On the Continuum Time Limit of Reaction-Diffusion Systems

TL;DR

This paper investigates the continuous time limit of reaction-diffusion systems, specifically the parity conserving branching-annihilating random walk, revealing non-trivial scaling behaviors at criticality that differ from discrete time formulations.

Contribution

It demonstrates that the continuous time limit of the pc-BARW model exhibits non-trivial scaling of branching and hopping probabilities, a phenomenon not observed in some other reaction-diffusion systems.

Findings

Continuous time limit involves different scaling powers for branching and hopping probabilities.

The phenomenon is likely generic and not restricted to the 1D pc-BARW model.

The critical behavior differs significantly between discrete and continuous time formulations.

Abstract

The parity conserving branching-annihilating random walk (pc-BARW) model is a reaction-diffusion system on a lattice where particles can branch into $m$ offsprings with even $m$ and hop to neighboring sites.
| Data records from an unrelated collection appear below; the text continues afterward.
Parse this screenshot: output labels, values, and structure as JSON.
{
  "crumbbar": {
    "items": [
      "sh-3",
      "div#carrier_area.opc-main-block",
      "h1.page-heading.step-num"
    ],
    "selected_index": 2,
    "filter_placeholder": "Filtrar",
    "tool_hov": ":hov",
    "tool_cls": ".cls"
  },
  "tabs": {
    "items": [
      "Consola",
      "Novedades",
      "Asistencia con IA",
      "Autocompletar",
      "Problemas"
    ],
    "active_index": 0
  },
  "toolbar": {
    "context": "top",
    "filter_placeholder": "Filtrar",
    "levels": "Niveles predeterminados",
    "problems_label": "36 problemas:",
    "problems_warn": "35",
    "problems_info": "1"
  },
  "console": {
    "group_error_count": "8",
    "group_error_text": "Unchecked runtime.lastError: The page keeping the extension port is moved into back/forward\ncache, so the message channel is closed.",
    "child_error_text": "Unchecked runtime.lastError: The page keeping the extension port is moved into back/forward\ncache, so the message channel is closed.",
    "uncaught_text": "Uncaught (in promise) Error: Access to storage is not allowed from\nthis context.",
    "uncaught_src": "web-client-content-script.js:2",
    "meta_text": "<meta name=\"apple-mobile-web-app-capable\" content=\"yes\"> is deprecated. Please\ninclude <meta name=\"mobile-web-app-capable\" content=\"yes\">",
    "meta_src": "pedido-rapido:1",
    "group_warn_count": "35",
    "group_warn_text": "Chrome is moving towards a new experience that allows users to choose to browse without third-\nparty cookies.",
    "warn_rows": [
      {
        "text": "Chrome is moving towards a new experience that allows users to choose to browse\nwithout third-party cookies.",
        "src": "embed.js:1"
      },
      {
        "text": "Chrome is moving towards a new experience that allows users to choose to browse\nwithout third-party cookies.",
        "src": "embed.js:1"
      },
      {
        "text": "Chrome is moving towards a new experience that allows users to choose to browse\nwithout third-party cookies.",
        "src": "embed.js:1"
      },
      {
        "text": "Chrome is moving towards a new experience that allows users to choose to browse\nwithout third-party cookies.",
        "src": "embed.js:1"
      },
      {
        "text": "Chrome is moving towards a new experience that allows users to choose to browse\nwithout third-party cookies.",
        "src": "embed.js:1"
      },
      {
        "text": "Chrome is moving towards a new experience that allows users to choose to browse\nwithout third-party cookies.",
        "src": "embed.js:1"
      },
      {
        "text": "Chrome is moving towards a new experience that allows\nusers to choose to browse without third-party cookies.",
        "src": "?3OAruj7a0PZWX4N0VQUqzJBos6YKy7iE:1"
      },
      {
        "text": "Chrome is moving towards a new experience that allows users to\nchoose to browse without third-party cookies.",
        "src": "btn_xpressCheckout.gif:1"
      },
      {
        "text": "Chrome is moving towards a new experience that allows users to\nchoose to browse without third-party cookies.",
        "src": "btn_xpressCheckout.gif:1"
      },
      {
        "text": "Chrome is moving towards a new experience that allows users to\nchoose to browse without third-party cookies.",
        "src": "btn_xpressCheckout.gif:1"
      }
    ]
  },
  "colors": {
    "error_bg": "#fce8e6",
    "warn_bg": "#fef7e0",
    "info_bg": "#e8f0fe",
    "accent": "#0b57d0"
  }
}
If two or more particles land on the same site, they immediately annihilate pairwise. In this way the number of particles is preserved modulo two. It is well known that the pc-BARW with $m=2$ in 1 spatial dimension has no phase transition (it is always subcritical), if the hopping is described by a continuous time random walk. In contrast, the $m=2$ 1-d pc-BARW has a phase transition when formulated in discrete time, but we show that the continuous time limit is non-trivial: When the time step $\delta t\to 0$, the branching and hopping probabilities at the critical point scale with different powers of $\delta t$. These powers are different for different microscopic realizations. Although this phenomenon is not observed in some other reaction-diffusion systems like, e.g. the contact process, we argue that it should be generic and not restricted to the 1-d pc-BARW model.